I allowed their stories to interwine‚—the Bollywood movies I grew up on and all of the South Asian literature I could get my hands on—creating a life I longed for. The subway in the winters felt far from romantic in comparison to their memories. Hot chocolate in a paper cup felt fatiguingly dense, while steaming shorba in a kulhad, which fills you with a sanctuary of warmth, that burns your tongue, that clears your throat with its roasted spices, felt exactly right.
I was 15 when I first read Interpreter of Maladies. I remember sitting on the M12, on the way to school, peeling through the pages like a devotee on a pilgrimage. For the first time, a book made me cry. My once-beloved YA novels of a couple years prior felt void next to mourning couples, affairs riddled with complexity, a professor’s wife learning to drive, and a biting theme of longing. It was the first time I saw myself, longing and all, on the page.

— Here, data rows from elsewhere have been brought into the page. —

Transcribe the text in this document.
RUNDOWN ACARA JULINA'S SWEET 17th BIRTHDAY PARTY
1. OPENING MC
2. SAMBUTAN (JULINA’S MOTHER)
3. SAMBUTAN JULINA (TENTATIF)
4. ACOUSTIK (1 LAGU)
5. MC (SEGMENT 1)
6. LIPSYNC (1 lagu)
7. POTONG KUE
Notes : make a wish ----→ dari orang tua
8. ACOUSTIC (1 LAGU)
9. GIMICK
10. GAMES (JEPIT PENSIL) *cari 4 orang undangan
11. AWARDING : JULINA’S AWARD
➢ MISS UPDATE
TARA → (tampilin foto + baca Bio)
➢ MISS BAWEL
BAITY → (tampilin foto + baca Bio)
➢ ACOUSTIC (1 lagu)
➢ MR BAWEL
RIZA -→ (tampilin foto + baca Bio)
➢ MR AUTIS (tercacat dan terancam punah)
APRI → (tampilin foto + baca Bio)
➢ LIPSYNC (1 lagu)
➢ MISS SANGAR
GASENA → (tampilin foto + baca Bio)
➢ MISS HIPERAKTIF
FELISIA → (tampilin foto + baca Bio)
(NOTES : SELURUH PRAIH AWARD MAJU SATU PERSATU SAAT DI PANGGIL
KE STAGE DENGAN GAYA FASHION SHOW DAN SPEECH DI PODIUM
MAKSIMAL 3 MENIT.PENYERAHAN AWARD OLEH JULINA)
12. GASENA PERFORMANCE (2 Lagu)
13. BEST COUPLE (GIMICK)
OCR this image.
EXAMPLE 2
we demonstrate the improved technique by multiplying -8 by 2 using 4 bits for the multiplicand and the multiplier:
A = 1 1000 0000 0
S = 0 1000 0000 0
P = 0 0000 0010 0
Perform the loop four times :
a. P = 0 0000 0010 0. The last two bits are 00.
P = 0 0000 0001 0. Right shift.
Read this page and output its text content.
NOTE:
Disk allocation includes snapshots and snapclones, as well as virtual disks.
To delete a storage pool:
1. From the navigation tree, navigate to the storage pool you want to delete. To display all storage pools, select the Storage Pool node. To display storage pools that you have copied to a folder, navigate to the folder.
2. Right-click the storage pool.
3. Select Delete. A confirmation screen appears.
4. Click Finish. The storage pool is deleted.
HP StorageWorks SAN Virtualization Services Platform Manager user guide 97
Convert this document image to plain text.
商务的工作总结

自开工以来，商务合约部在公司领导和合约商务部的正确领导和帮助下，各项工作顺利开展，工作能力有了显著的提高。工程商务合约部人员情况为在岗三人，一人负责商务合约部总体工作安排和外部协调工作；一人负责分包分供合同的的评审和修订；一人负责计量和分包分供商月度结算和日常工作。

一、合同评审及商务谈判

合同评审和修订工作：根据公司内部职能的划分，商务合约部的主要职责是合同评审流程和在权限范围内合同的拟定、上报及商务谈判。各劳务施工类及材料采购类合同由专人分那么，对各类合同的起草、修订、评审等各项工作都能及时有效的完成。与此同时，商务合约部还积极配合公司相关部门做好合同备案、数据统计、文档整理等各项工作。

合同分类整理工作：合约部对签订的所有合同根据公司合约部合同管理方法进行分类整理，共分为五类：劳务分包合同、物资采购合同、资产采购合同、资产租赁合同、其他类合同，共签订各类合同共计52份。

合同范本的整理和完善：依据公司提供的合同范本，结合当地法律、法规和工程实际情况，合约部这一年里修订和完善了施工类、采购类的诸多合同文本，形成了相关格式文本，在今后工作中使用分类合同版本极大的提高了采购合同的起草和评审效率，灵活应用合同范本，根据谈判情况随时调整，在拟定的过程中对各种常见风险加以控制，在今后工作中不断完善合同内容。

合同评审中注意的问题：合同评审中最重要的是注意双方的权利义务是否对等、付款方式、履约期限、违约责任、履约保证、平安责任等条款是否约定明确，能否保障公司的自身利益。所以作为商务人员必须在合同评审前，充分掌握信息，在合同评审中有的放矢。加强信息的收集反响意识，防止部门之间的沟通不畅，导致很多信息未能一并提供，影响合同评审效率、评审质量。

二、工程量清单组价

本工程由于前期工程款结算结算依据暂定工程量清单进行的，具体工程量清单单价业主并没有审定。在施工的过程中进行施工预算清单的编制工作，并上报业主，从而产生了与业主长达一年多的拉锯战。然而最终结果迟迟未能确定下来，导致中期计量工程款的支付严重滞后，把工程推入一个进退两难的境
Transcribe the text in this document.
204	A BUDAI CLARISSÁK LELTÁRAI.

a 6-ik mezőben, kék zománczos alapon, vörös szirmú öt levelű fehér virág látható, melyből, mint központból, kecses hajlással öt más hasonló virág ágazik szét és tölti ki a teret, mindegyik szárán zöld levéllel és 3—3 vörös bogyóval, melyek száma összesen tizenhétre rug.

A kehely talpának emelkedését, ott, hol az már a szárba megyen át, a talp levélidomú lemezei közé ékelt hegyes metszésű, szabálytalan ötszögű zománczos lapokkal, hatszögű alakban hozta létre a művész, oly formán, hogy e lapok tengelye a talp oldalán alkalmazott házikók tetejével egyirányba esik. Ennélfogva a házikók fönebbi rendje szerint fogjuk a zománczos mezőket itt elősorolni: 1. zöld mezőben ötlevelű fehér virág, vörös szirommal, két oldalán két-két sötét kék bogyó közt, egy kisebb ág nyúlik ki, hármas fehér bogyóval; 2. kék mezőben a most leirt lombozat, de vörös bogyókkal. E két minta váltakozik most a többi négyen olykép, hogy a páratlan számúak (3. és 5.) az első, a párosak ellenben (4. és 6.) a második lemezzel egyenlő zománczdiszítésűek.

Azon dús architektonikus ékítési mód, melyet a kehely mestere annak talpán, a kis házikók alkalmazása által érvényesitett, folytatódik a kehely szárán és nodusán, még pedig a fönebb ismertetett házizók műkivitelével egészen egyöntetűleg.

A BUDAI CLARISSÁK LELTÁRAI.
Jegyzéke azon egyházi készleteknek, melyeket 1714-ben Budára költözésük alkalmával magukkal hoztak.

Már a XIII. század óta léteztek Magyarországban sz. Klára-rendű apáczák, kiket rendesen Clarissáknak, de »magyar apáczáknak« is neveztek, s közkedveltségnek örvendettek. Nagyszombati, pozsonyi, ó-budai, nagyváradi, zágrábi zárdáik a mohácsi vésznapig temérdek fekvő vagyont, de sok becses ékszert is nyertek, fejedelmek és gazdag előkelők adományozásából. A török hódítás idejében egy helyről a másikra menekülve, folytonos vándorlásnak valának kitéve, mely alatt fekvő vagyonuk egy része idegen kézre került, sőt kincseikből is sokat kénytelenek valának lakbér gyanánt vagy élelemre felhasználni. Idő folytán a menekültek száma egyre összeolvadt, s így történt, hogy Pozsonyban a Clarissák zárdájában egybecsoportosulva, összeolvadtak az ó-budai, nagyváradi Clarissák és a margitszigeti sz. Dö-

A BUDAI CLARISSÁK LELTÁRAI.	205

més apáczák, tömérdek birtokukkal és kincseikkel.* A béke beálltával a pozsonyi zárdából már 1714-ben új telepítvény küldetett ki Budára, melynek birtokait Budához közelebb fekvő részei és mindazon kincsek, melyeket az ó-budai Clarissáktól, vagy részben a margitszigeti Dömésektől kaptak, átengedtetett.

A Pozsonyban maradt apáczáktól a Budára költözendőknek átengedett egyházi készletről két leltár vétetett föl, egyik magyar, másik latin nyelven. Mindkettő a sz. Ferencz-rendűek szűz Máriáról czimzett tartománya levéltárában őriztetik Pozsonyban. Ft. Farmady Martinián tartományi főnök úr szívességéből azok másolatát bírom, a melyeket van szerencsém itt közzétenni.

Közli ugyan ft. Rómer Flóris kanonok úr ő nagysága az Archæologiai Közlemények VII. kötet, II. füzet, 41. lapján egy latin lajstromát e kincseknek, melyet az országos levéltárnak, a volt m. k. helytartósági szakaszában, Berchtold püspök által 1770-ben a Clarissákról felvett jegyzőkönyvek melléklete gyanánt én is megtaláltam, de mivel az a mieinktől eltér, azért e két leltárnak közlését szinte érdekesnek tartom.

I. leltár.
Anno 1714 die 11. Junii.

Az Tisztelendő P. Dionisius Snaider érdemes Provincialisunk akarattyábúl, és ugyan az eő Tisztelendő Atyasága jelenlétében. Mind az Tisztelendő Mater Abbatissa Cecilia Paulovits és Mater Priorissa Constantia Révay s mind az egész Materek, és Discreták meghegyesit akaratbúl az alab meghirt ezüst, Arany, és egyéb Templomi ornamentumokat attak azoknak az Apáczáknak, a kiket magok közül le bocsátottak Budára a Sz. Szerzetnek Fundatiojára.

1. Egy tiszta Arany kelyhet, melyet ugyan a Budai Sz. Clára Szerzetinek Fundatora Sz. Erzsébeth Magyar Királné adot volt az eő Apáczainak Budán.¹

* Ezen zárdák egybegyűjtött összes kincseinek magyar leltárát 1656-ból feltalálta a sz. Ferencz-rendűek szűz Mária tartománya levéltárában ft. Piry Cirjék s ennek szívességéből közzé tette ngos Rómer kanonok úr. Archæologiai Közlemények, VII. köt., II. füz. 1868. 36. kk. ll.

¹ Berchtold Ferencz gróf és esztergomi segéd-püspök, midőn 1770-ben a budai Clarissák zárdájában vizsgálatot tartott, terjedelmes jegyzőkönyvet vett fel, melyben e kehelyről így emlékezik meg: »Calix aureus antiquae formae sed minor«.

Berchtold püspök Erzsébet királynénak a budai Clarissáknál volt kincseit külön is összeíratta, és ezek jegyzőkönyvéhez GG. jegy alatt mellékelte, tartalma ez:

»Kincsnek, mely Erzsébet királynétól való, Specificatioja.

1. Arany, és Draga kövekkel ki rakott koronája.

In “A Temporary Matter,” the first story in Interpreter of Maladies, Shoba and Shukumar have fallen out of love. My 15-year-old self was long from experiencing love, forget falling out of it, and yet I mourned with them, “for the things they now knew.” But when I read the opening story for the first time, and every time since then, my brain misplaces an r, and shoba and shorba are confused in my brain. As I read the story, I also find myself once again in that moment, listening to the stories of others, wondering if I will ever know them as my own. I find the writing, and the shorba, deeply comforting yet biting, not horribly painful until the realizations sink in. The realization that I will never truly know that country, and the realization that Shoba and Shukumar will never truly love each other again. However, the pain of the stories in Interpreter of Maladies repaired the damage of the shorba. The book taught me that the romantic India I longed for lived within me. That I still knew the flavors of the rogan josh they ate together, or the thrill of power outages in India. It was in the book that I found my kind of Indianness familiar enough. And I cannot begin to thank you enough for it. You taught me that good literature is when the smallest, rawest moments of life are written with overwhelming care and focus. You taught me that my immigrant parents’ stories are also mine, and that my stories are also theirs. Thank you.